How does the social world get under the skin to sculpt the brain and body? As the central question in her work, Gabriella specifically explores how sociocultural risk factors (i.e., race-related and socioeconomic stress) are represented in brain activity and translated into physiological changes that have relevance for mental and physical health. She also examines the psychological and cultural factors that might promote neurobiological resilience among individuals from marginalized groups. In identifying the pathways by which interpersonal and structural systems alter neurobiology, Gabriella’s work has implications for developing interventions that promote health equity.
MORE ABOUT GABRIELLA
The theme of “cell-to-society” that Gabriella explores in her work involves an innovative approach that capitalizes on her training in the basic and social sciences. Gabriella believes HPRS will allow her the opportunity to leverage the benefits of integrating disciplines in order to promote meaningful changes in policy and health care.
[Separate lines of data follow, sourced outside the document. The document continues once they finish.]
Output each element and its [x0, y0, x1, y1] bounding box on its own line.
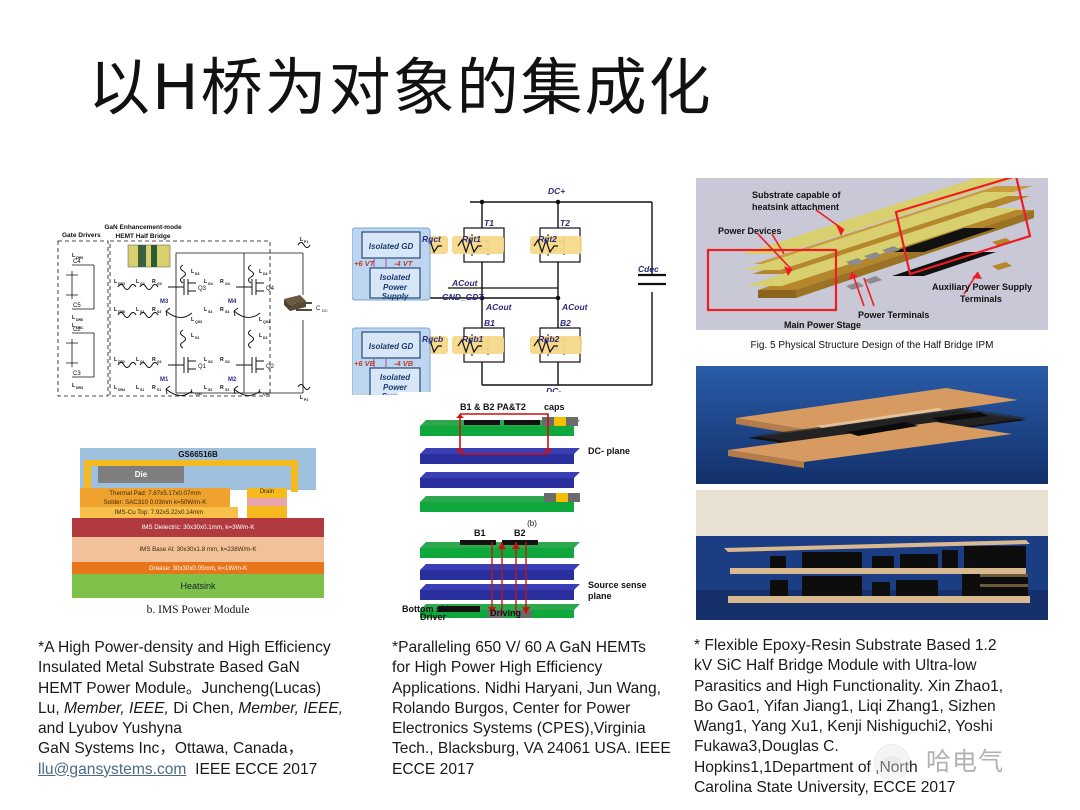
- svg-text:Rgb1: Rgb1: [462, 334, 484, 344]
- email-link[interactable]: llu@gansystems.com: [38, 761, 186, 778]
- svg-text:R: R: [152, 307, 156, 313]
- ims-layer-heatsink: Heatsink: [72, 574, 324, 598]
- svg-text:Isolated: Isolated: [380, 273, 411, 282]
- svg-text:Isolated GD: Isolated GD: [369, 342, 414, 351]
- ims-layer-base-al: IMS Base Al: 30x30x1.8 mm, k=238W/m-K: [72, 537, 324, 562]
- package-icon: [284, 295, 306, 311]
- svg-text:G3: G3: [140, 282, 145, 286]
- ims-layer-grease: Grease: 30x30x0.05mm, k=1W/m-K: [72, 562, 324, 574]
- ims-die-label: Die: [98, 466, 184, 483]
- caption-mid-line-5: Tech., Blacksburg, VA 24061 USA. IEEE: [392, 739, 688, 759]
- ims-figure-caption: b. IMS Power Module: [72, 604, 324, 616]
- svg-text:P1: P1: [304, 240, 308, 244]
- caption-left-line-5: GaN Systems Inc，Ottawa, Canada，: [38, 739, 378, 759]
- svg-text:D1: D1: [195, 336, 200, 340]
- svg-text:Rgcb: Rgcb: [422, 334, 443, 344]
- svg-text:DR3: DR3: [76, 386, 83, 390]
- label-source-sense-1: Source sense: [588, 580, 647, 590]
- svg-text:M2: M2: [228, 377, 237, 383]
- caption-right-line-1: kV SiC Half Bridge Module with Ultra-low: [694, 656, 1056, 676]
- mid-schematic-svg: DC+ DC- T1T2 B1B2 RgctRgt1Rgt2 RgcbRgb1R…: [352, 180, 684, 395]
- svg-text:QS3: QS3: [195, 320, 202, 324]
- figure-gan-half-bridge-schematic: Gate Drivers GaN Enhancement-mode HEMT H…: [48, 215, 340, 405]
- label-driving-caps-1: Driving: [490, 608, 521, 618]
- svg-text:S3: S3: [157, 310, 161, 314]
- svg-text:C: C: [316, 306, 321, 312]
- caption-mid-line-4: Electronics Systems (CPES),Virginia: [392, 719, 688, 739]
- caption-mid: *Paralleling 650 V/ 60 A GaN HEMTs for H…: [392, 638, 688, 780]
- svg-text:G1: G1: [157, 360, 162, 364]
- svg-text:Q2: Q2: [266, 364, 275, 370]
- svg-text:R: R: [220, 307, 224, 313]
- svg-text:G1: G1: [140, 360, 145, 364]
- svg-text:C3: C3: [73, 371, 81, 377]
- svg-text:ACout: ACout: [561, 302, 589, 312]
- caption-right-line-0: * Flexible Epoxy-Resin Substrate Based 1…: [694, 636, 1056, 656]
- svg-text:G4: G4: [208, 282, 213, 286]
- label-substrate-1: Substrate capable of: [752, 190, 842, 200]
- svg-text:DR6: DR6: [76, 318, 83, 322]
- svg-text:DR2: DR2: [118, 360, 125, 364]
- caption-left-line-2: HEMT Power Module。Juncheng(Lucas): [38, 679, 378, 699]
- ims-layer-cu-top: IMS-Cu Top: 7.92x5.22x0.14mm: [80, 507, 238, 518]
- caption-mid-line-2: Applications. Nidhi Haryani, Jun Wang,: [392, 679, 688, 699]
- label-aux-1: Auxiliary Power Supply: [932, 282, 1032, 292]
- caption-left-line-1: Insulated Metal Substrate Based GaN: [38, 658, 378, 678]
- caption-mid-line-3: Rolando Burgos, Center for Power: [392, 699, 688, 719]
- svg-text:D4: D4: [263, 272, 268, 276]
- caption-right-line-5: Fukawa3,Douglas C.: [694, 737, 1056, 757]
- svg-text:ACout: ACout: [485, 302, 513, 312]
- svg-text:P2: P2: [304, 398, 308, 402]
- photo-module-angled: [696, 366, 1048, 484]
- svg-text:-4 VT: -4 VT: [394, 259, 414, 268]
- caption-left-line-6: llu@gansystems.com IEEE ECCE 2017: [38, 760, 378, 780]
- svg-text:Rgt2: Rgt2: [538, 234, 557, 244]
- label-hb-1: GaN Enhancement-mode: [104, 224, 182, 231]
- label-source-sense-2: plane: [588, 591, 612, 601]
- caption-left-line-3: Lu, Member, IEEE, Di Chen, Member, IEEE,: [38, 699, 378, 719]
- svg-text:D3: D3: [195, 272, 200, 276]
- label-gate-drivers: Gate Drivers: [62, 232, 101, 239]
- svg-text:G2: G2: [225, 360, 230, 364]
- svg-text:C5: C5: [73, 303, 81, 309]
- photo1-svg: [696, 366, 1048, 484]
- label-aux-2: Terminals: [960, 294, 1002, 304]
- svg-text:Isolated GD: Isolated GD: [369, 242, 414, 251]
- svg-text:G3: G3: [157, 282, 162, 286]
- svg-text:-4 VB: -4 VB: [394, 359, 414, 368]
- caption-right-line-3: Bo Gao1, Yifan Jiang1, Liqi Zhang1, Sizh…: [694, 697, 1056, 717]
- svg-text:B1: B1: [484, 318, 495, 328]
- label-subfig-b: (b): [527, 519, 537, 528]
- label-bottom-driver-2: Driver: [420, 612, 447, 620]
- pcb-stack-svg: B1 & B2 PA&T2 caps DC- plane (b): [398, 392, 666, 620]
- svg-text:Q4: Q4: [266, 286, 275, 292]
- svg-text:R: R: [220, 279, 224, 285]
- svg-text:Isolated: Isolated: [380, 373, 411, 382]
- page-title: 以H桥为对象的集成化: [88, 52, 713, 123]
- svg-text:R: R: [220, 357, 224, 363]
- figure-ipm-structure: Substrate capable of heatsink attachment…: [696, 178, 1048, 358]
- svg-text:M4: M4: [228, 299, 237, 305]
- figure-pcb-layer-stack: B1 & B2 PA&T2 caps DC- plane (b): [398, 392, 666, 620]
- svg-text:S4: S4: [225, 310, 229, 314]
- label-dc-plus: DC+: [548, 186, 565, 196]
- svg-text:QS2: QS2: [263, 392, 270, 396]
- label-power-terminals: Power Terminals: [858, 310, 929, 320]
- ims-layer-thermal-pad: Thermal Pad: 7.87x5.17x0.07mm: [80, 488, 230, 498]
- svg-text:QS1: QS1: [195, 392, 202, 396]
- ipm-svg: Substrate capable of heatsink attachment…: [696, 178, 1048, 358]
- svg-text:G2: G2: [208, 360, 213, 364]
- svg-text:S2: S2: [225, 388, 229, 392]
- caption-right: * Flexible Epoxy-Resin Substrate Based 1…: [694, 636, 1056, 798]
- caption-mid-line-0: *Paralleling 650 V/ 60 A GaN HEMTs: [392, 638, 688, 658]
- photo-module-side: [696, 490, 1048, 620]
- figure-paralleled-hemt-schematic: DC+ DC- T1T2 B1B2 RgctRgt1Rgt2 RgcbRgb1R…: [352, 180, 684, 395]
- svg-text:S4: S4: [208, 310, 212, 314]
- svg-text:+6 VT: +6 VT: [354, 259, 376, 268]
- svg-text:+6 VB: +6 VB: [354, 359, 376, 368]
- caption-right-line-6: Hopkins1,1Department of ,North: [694, 758, 1056, 778]
- svg-text:DR5: DR5: [76, 256, 83, 260]
- svg-text:D2: D2: [263, 336, 268, 340]
- schematic-svg: Gate Drivers GaN Enhancement-mode HEMT H…: [48, 215, 340, 405]
- label-b1: B1: [474, 528, 486, 538]
- label-caps: caps: [544, 402, 565, 412]
- svg-text:M3: M3: [160, 299, 169, 305]
- svg-text:Q1: Q1: [198, 364, 207, 370]
- svg-text:R: R: [152, 385, 156, 391]
- ipm-figure-caption: Fig. 5 Physical Structure Design of the …: [751, 340, 994, 351]
- slide-canvas: 以H桥为对象的集成化: [0, 0, 1080, 810]
- svg-text:Rgt1: Rgt1: [462, 234, 481, 244]
- svg-text:Q3: Q3: [198, 286, 207, 292]
- svg-text:DR8: DR8: [118, 310, 125, 314]
- svg-text:S2: S2: [208, 388, 212, 392]
- svg-text:S3: S3: [140, 310, 144, 314]
- svg-text:R: R: [152, 357, 156, 363]
- svg-text:M1: M1: [160, 377, 169, 383]
- label-main-power-stage: Main Power Stage: [784, 320, 861, 330]
- svg-text:T1: T1: [484, 218, 494, 228]
- svg-text:T2: T2: [560, 218, 570, 228]
- caption-right-line-4: Wang1, Yang Xu1, Kenji Nishiguchi2, Yosh…: [694, 717, 1056, 737]
- svg-text:Rgb2: Rgb2: [538, 334, 560, 344]
- gan-module-chip-icon: [128, 245, 170, 267]
- svg-text:GND_GDT: GND_GDT: [442, 292, 484, 302]
- label-acout-main: ACout: [451, 278, 479, 288]
- label-substrate-2: heatsink attachment: [752, 202, 839, 212]
- svg-text:S1: S1: [140, 388, 144, 392]
- svg-text:Supply: Supply: [382, 292, 409, 301]
- caption-mid-line-6: ECCE 2017: [392, 760, 688, 780]
- svg-text:DR4: DR4: [118, 388, 125, 392]
- svg-text:DR1: DR1: [76, 326, 83, 330]
- svg-text:B2: B2: [560, 318, 571, 328]
- caption-left-line-4: and Lyubov Yushyna: [38, 719, 378, 739]
- svg-text:DC: DC: [322, 308, 328, 313]
- ims-layer-dielectric: IMS Dielectric: 30x30x0.1mm, k=3W/m-K: [72, 518, 324, 537]
- svg-text:S1: S1: [157, 388, 161, 392]
- svg-text:DR3: DR3: [118, 282, 125, 286]
- svg-text:Power: Power: [383, 283, 408, 292]
- svg-text:G4: G4: [225, 282, 230, 286]
- svg-text:QS4: QS4: [263, 320, 270, 324]
- svg-text:R: R: [152, 279, 156, 285]
- caption-right-line-2: Parasitics and High Functionality. Xin Z…: [694, 677, 1056, 697]
- label-b2: B2: [514, 528, 526, 538]
- label-hb-2: HEMT Half Bridge: [116, 233, 171, 240]
- label-b1b2-top: B1 & B2 PA&T2: [460, 402, 526, 412]
- ims-part-number: GS66516B: [80, 450, 316, 459]
- label-dc-minus-plane: DC- plane: [588, 446, 630, 456]
- svg-text:Power: Power: [383, 383, 408, 392]
- label-power-devices: Power Devices: [718, 226, 782, 236]
- svg-text:Rgct: Rgct: [422, 234, 442, 244]
- svg-text:R: R: [220, 385, 224, 391]
- conference-label: IEEE ECCE 2017: [195, 761, 317, 778]
- caption-left-line-0: *A High Power-density and High Efficienc…: [38, 638, 378, 658]
- figure-ims-power-module: GS66516B Die Drain Thermal Pad: 7.87x5.1…: [72, 448, 324, 608]
- ims-drain-label: Drain: [247, 487, 287, 497]
- label-cdec: Cdec: [638, 264, 659, 274]
- photo2-svg: [696, 490, 1048, 620]
- caption-left: *A High Power-density and High Efficienc…: [38, 638, 378, 780]
- caption-right-line-7: Carolina State University, ECCE 2017: [694, 778, 1056, 798]
- caption-mid-line-1: for High Power High Efficiency: [392, 658, 688, 678]
- ims-layer-solder: Solder: SAC310 0.03mm k=50W/m-K: [80, 498, 230, 507]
DISSERTATION GRANT AWARDEE — SUMMER 2022
Neuroinflammatory Mechanisms Linking Chronic Stress to Motivational Deficits: A Neuropharmacological Approach
Gabriella’s dissertation project uses pharmacological and computational neuroscience techniques to explore the neural and molecular mechanisms that explain how chronic stress leads to motivational deficits. To do so, she is recruiting individuals experiencing chronic stress due to unemployment and then experimentally decreasing inflammatory processes in their brains by having them an antibiotic that safely crosses the blood-brain barrier. Gabriella aims to assess how decreases in neuroinflammation might enhance brain responses in reward-related regions while individuals attempt to gain rewards.